What Scripture says, however, does not deny the reality that many people experience a range of psychological beliefs about their gender identity. Of course some biological males perceive their psychological experience to be female. Of course some biological females perceive their internal state as both female and male. Of course there is tremendous variation in how people experience their gender identity. God is not surprised by this reality.

He does, however, anticipate the tendency of some people to accept the incongruence of their biology and gender identity as “who they are.” That’s why when Scripture talks about people crossing gender boundaries (e.g., a biological male who attempts to take on a female gender identity), it describes it in a negative light. For example, the Mosaic Law states, “A woman shall not wear man’s clothing, nor shall a man put on a woman’s clothing; for whoever does these things is an abomination to the Lord your God” (Deut. 22:5). God made men and women different and laid down this law to maintain the distinction between the two sexes.

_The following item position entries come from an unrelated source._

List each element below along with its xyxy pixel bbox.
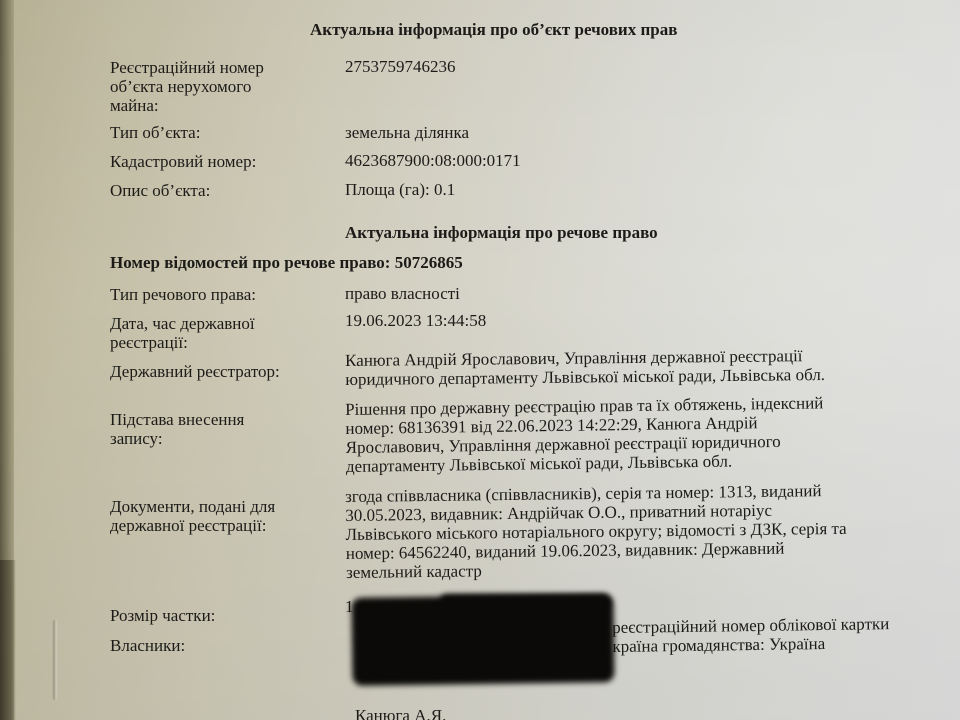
right-number: Номер відомостей про речове право: 50726… [110,253,463,273]
label-line: Документи, подані для [110,497,315,516]
label-line: державної реєстрації: [110,516,315,535]
value-basis: Рішення про державну реєстрацію прав та … [345,392,926,476]
label-share-size: Розмір частки: [110,606,315,625]
redaction-blackout-top [440,594,610,608]
page-edge-shadow-lower [0,560,16,720]
label-right-type: Тип речового права: [110,285,315,304]
value-registration-date: 19.06.2023 13:44:58 [345,311,925,330]
value-owners: реєстраційний номер облікової картки кра… [612,613,942,656]
value-line: країна громадянства: Україна [612,632,942,656]
label-line: об’єкта нерухомого [110,77,315,96]
label-basis: Підстава внесення запису: [110,410,315,448]
value-object-description: Площа (га): 0.1 [345,180,925,199]
label-cadastral-number: Кадастровий номер: [110,152,315,171]
section-title-right: Актуальна інформація про речове право [345,223,658,243]
section-title-object: Актуальна інформація про об’єкт речових … [310,20,677,40]
label-line: Реєстраційний номер [110,58,315,77]
value-reg-number: 2753759746236 [345,57,925,76]
label-documents: Документи, подані для державної реєстрац… [110,497,315,535]
value-object-type: земельна ділянка [345,123,925,142]
value-registrar: Канюга Андрій Ярославович, Управління де… [345,345,925,389]
label-registration-date: Дата, час державної реєстрації: [110,314,315,352]
label-line: майна: [110,96,315,115]
label-object-description: Опис об’єкта: [110,181,315,200]
label-line: реєстрації: [110,333,315,352]
label-reg-number: Реєстраційний номер об’єкта нерухомого м… [110,58,315,115]
label-object-type: Тип об’єкта: [110,123,315,142]
value-cadastral-number: 4623687900:08:000:0171 [345,151,925,170]
paper-crease [52,620,58,700]
value-right-type: право власності [345,284,925,303]
label-line: запису: [110,429,315,448]
label-line: Дата, час державної [110,314,315,333]
value-documents: згода співвласника (співвласників), сері… [345,480,926,582]
label-registrar: Державний реєстратор: [110,362,315,381]
label-line: Підстава внесення [110,410,315,429]
footer-cut-text: Канюга А.Я. [355,706,446,720]
label-owners: Власники: [110,636,315,655]
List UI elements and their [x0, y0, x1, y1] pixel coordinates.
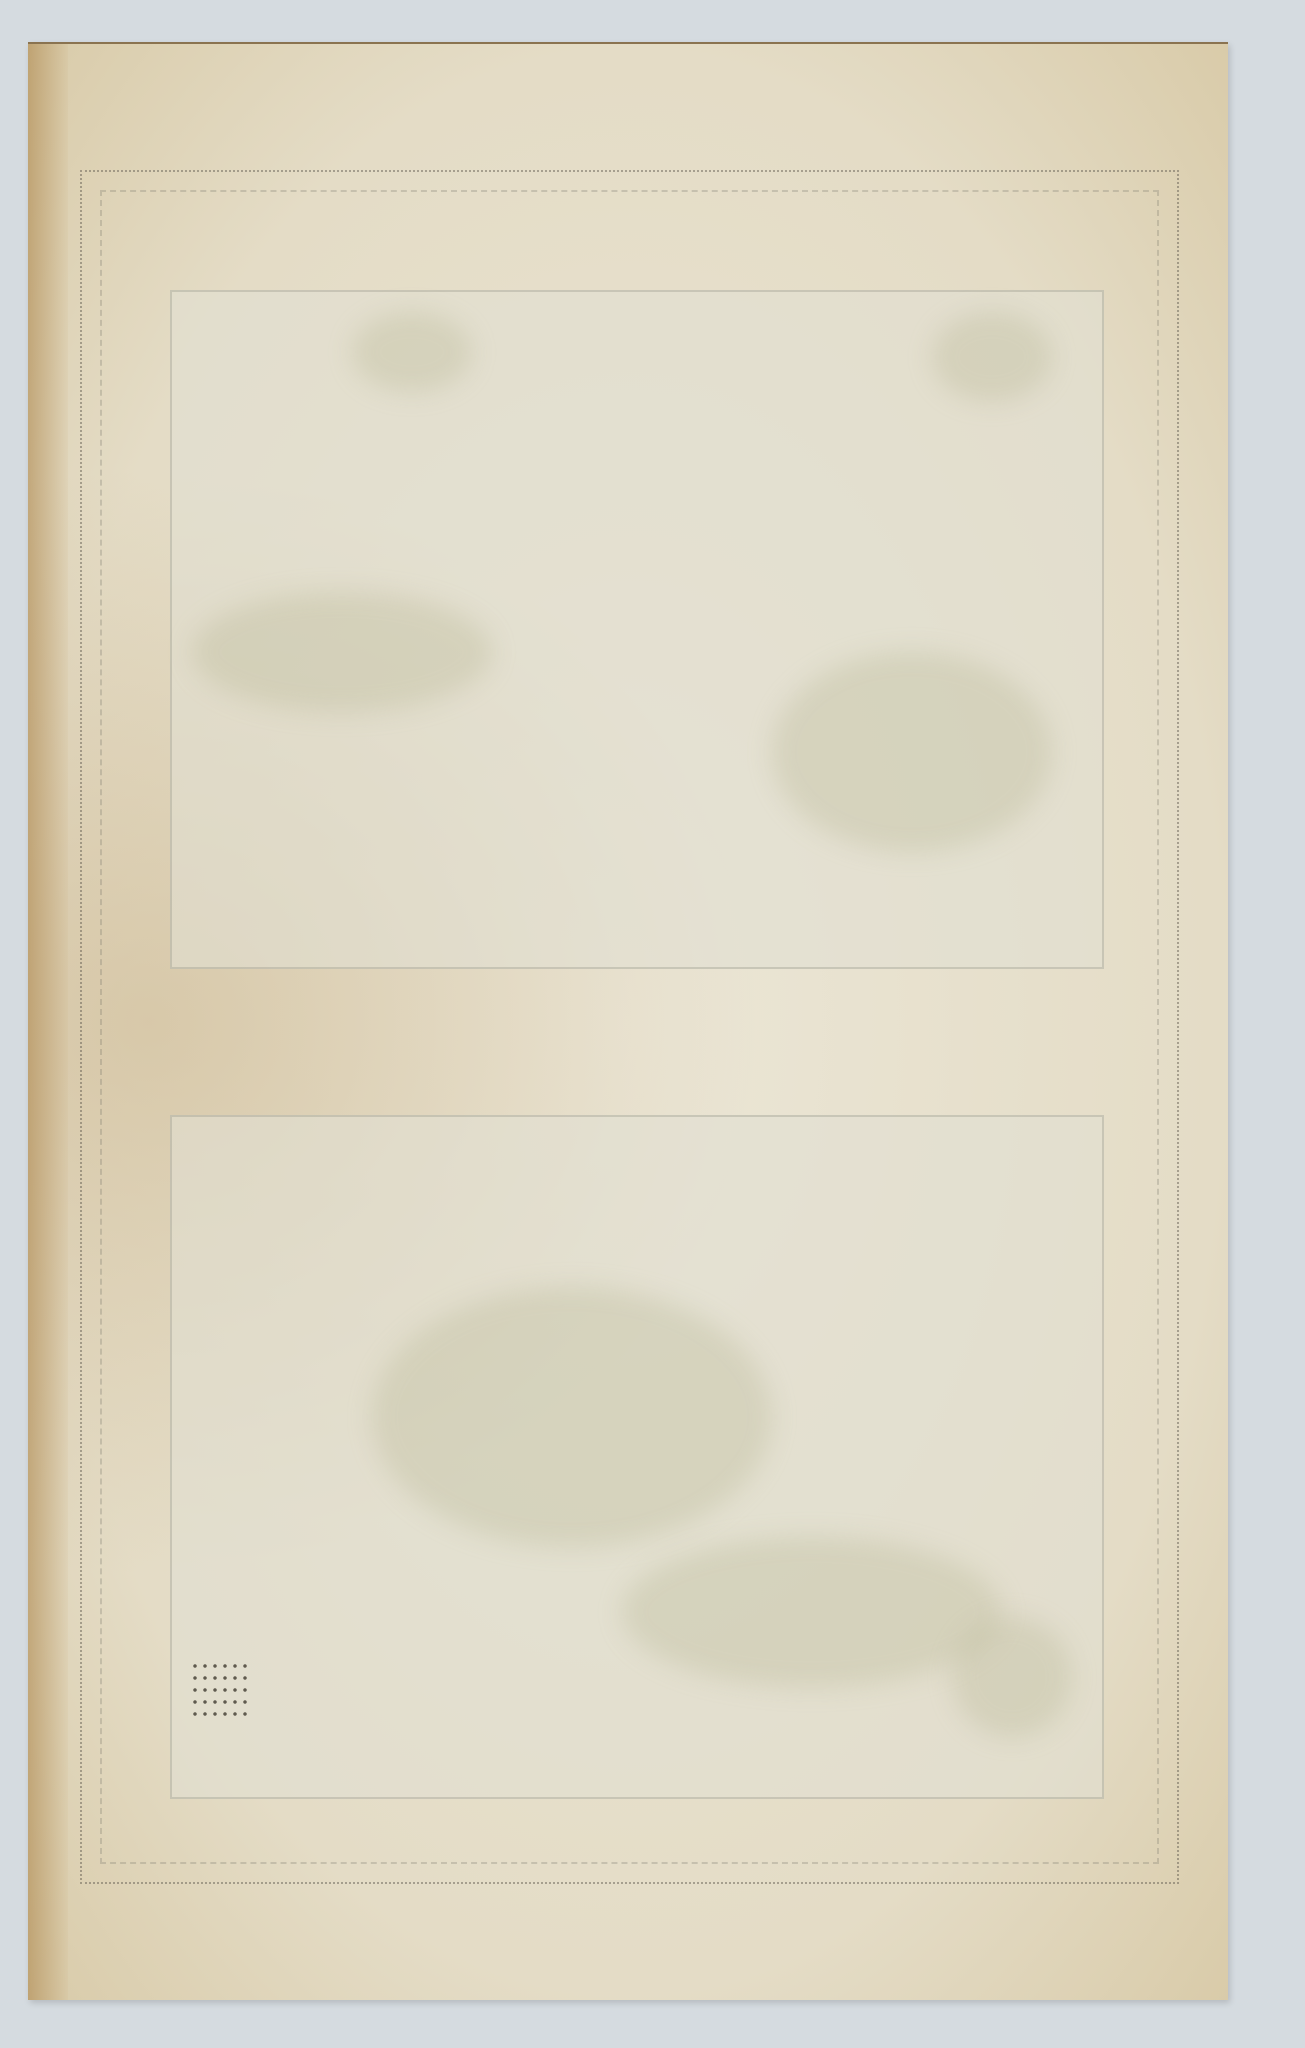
bleed-through-smudge — [772, 652, 1052, 852]
bleed-through-smudge — [352, 312, 472, 392]
bleed-through-smudge — [372, 1287, 772, 1547]
foxing-specks — [190, 1660, 250, 1720]
bleed-through-smudge — [952, 1617, 1072, 1737]
bleed-through-smudge — [622, 1537, 1002, 1687]
bleed-through-smudge — [932, 312, 1052, 402]
top-image-panel — [170, 290, 1104, 969]
stained-left-edge — [28, 44, 68, 2000]
bottom-image-panel — [170, 1115, 1104, 1799]
bleed-through-smudge — [192, 592, 492, 712]
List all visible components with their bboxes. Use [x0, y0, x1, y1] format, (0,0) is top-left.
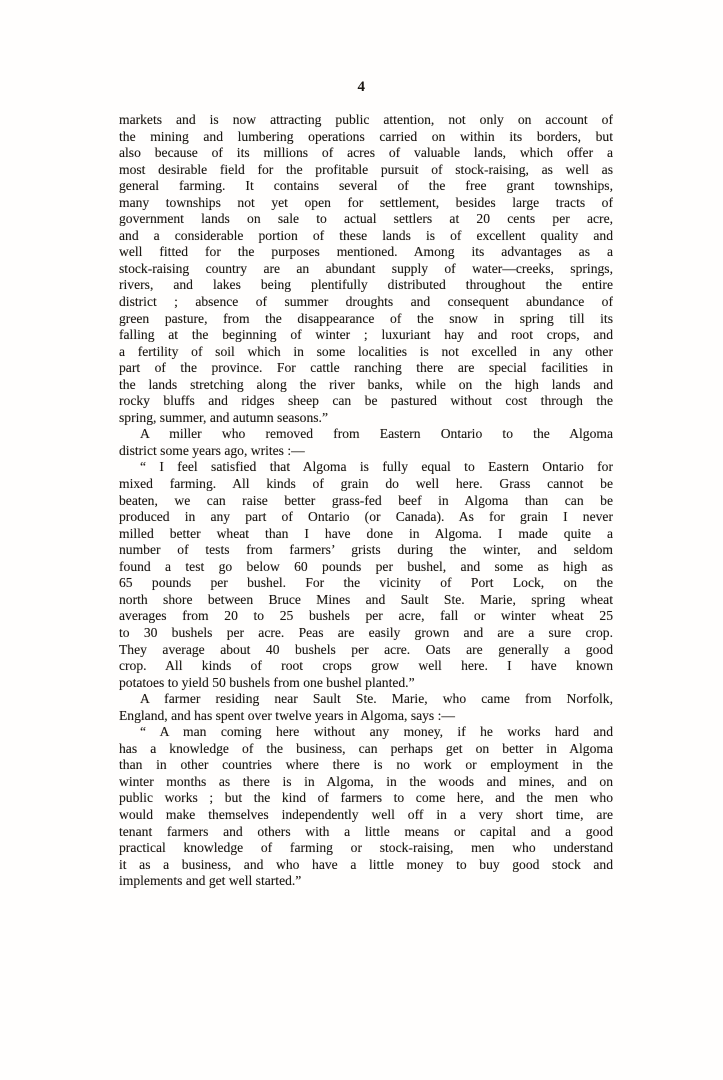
- text-line: A miller who removed from Eastern Ontari…: [119, 426, 613, 443]
- text-line: beaten, we can raise better grass-fed be…: [119, 493, 613, 510]
- text-line: rocky bluffs and ridges sheep can be pas…: [119, 393, 613, 410]
- text-line: north shore between Bruce Mines and Saul…: [119, 592, 613, 609]
- text-line: falling at the beginning of winter ; lux…: [119, 327, 613, 344]
- text-line: crop. All kinds of root crops grow well …: [119, 658, 613, 675]
- text-line: also because of its millions of acres of…: [119, 145, 613, 162]
- text-line: “ I feel satisfied that Algoma is fully …: [119, 459, 613, 476]
- text-block: markets and is now attracting public att…: [119, 112, 613, 890]
- text-line: the lands stretching along the river ban…: [119, 377, 613, 394]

The New Testament also addresses this matter. The Apostle Paul—inspired by the Holy Spirit—cautions the Corinthian church from accepting unrighteous activities including “effeminate” behavior (1 Cor. 6:9–10). This word is translated from the Greek word malakoi, which literally means “soft men.” It refers to men who act like women through their mannerisms, dress, makeup, and sometimes even through castration. Paul, as if predicting what the Church will face in our generation, warns that some believers will be deceived into thinking that crossing gender boundaries is no big deal. Indeed, there are now even “Christian” organizations that affirm such beliefs, which is why this topic is essential to understand.

But let me offer an important clarification here. If you’re male, this does not mean you must model yourself after the typical 21st-century American male. Many of our gender stereotypes come from society (movies, fashion, school, and our peers) and are not biblical. For example, if you’re a male and you don’t like football, fast cars, and french fries, it doesn’t mean you’re not manly. If you prefer art or playing the flute, you’re still a man and not any less of a man.

Likewise with being female. If you don’t like shopping, sappy chick flicks, or pedicures, that’s not a problem. If you prefer sports or going to the gun range, you’re no less a female. You are not required to follow the gender-typical norms created by culture to qualify as a woman. God is our Creator. His Word is our guide. We should take our cues from Him.

Scripture’s directive, therefore, is not about following American gender-typical activities or roles, but about which gender you identity with—whether you actually believe you’re a male or female. That’s what God is concerned with.

People who identify with a gender that’s different from their biology (e.g., who identify as transgender) aren’t necessarily doing it to be trendy (though some admit they do), but are often deeply confused about who they are. Often they experience severe psychological and emotional distress. Tragically, 41% of transgender people attempt to commit suicide (compared to 1.6% of the general population). In other words, though believers are rightly concerned about countering false cultural messages about gender identity, we need to be equally compassionate about those who are deeply hurting inside. They need our friendship, love, and care. Most importantly, they need the gospel—like every other person on this planet.